According to the Las Vegas Review-Journal, a federal judge in Nevada made the ruling Monday. Last July, FBI agents seized evidence from Caesars Palace, where Phua was staying and allegedly operating a World Cup betting scheme via the Internet.

Phua was set to stand trial this month.

Six co-defendants pleaded guilty and didn’t receive any prison time, while another case was dismissed. Phua’s son was among those charged.

Will Phua Now Head To The Rio For The Ongoing World Series of Poker?Thanks to the indictment, Phua was barred from playing poker in Las Vegas casinos. It’s unclear when he will resume playing. He has competed at the WSOP in the past.

His connections to the poker community were valuable after his arrest in Las Vegas.
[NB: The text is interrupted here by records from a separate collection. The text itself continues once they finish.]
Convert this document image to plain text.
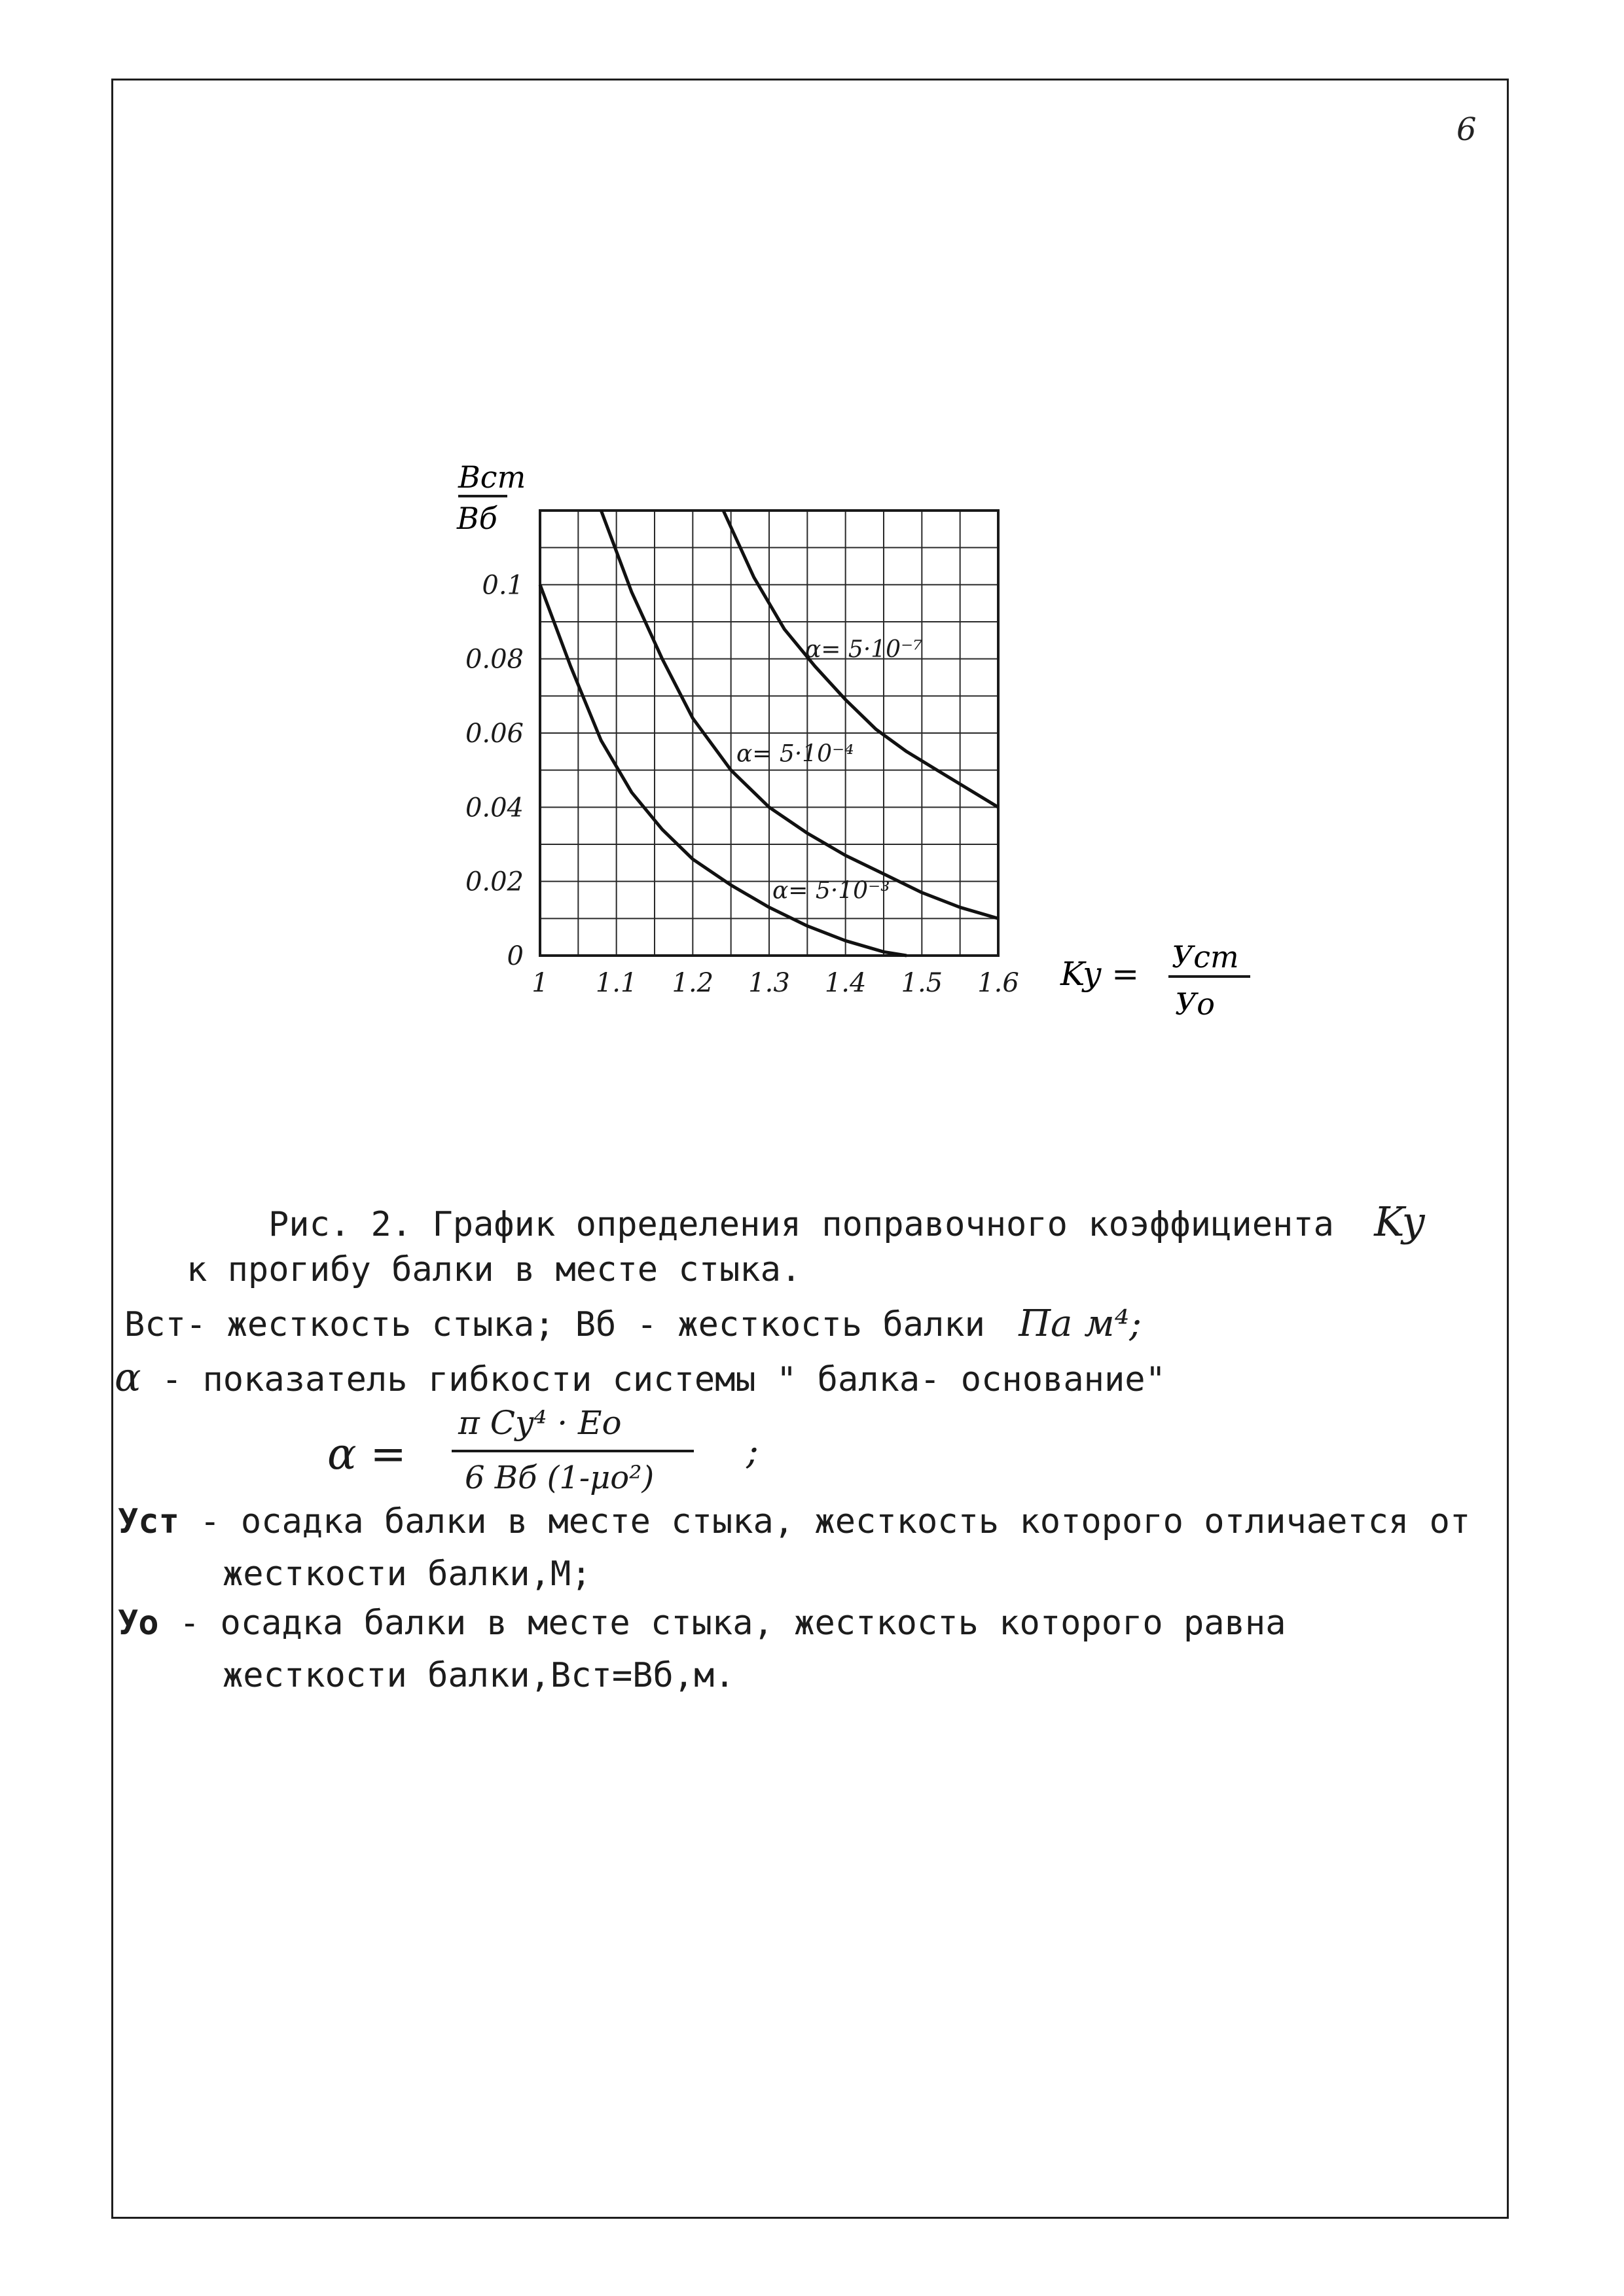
6
α= 5·10⁻³
α= 5·10⁻⁴
α= 5·10⁻⁷
1 1.1 1.2 1.3 1.4 1.5 1.6
0
0.02
0.04
0.06
0.08
0.1
Вст
Вб
Ky = Уст
Уо
Рис. 2. График определения поправочного коэффициента Ky
к прогибу балки в месте стыка.
Вст- жесткость стыка; Вб - жесткость балки Па м⁴;
α - показатель гибкости системы " балка- основание"
α =
π Cy⁴ · Eо
6 Вб (1-μо²)
;
Уст - осадка балки в месте стыка, жесткость которого отличается от
жесткости балки,М;
Уо - осадка балки в месте стыка, жесткость которого равна
жесткости балки,Вст=Вб,м.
Phua and his son saw poker pro Phil Ivey post $1 million toward their bail. Poker pro Andrew Robl also put up a seven-figure sum to help get the accused out of jail.

In a court document filed on Friday, lawyers for Phua addressed the collateral the government had in its possession, saying that it should be returned. They made reference to the money put up by Ivey and Robl.

Although the Government has thus far refused to admit it (despite this Court’s request that it take a clear position), this case is not going forward to trial on June 15. Retaining the collateral securing Defendant’s bail will cause significant inconvenience and economic harm. Potentially for years, the individuals who posted bail for Defendant will be without those funds. During that time, Defendant’s plane will lose material value and it will be unavailable to him to use for his business. In these circumstances, there is no basis to refuse the return of the collateral.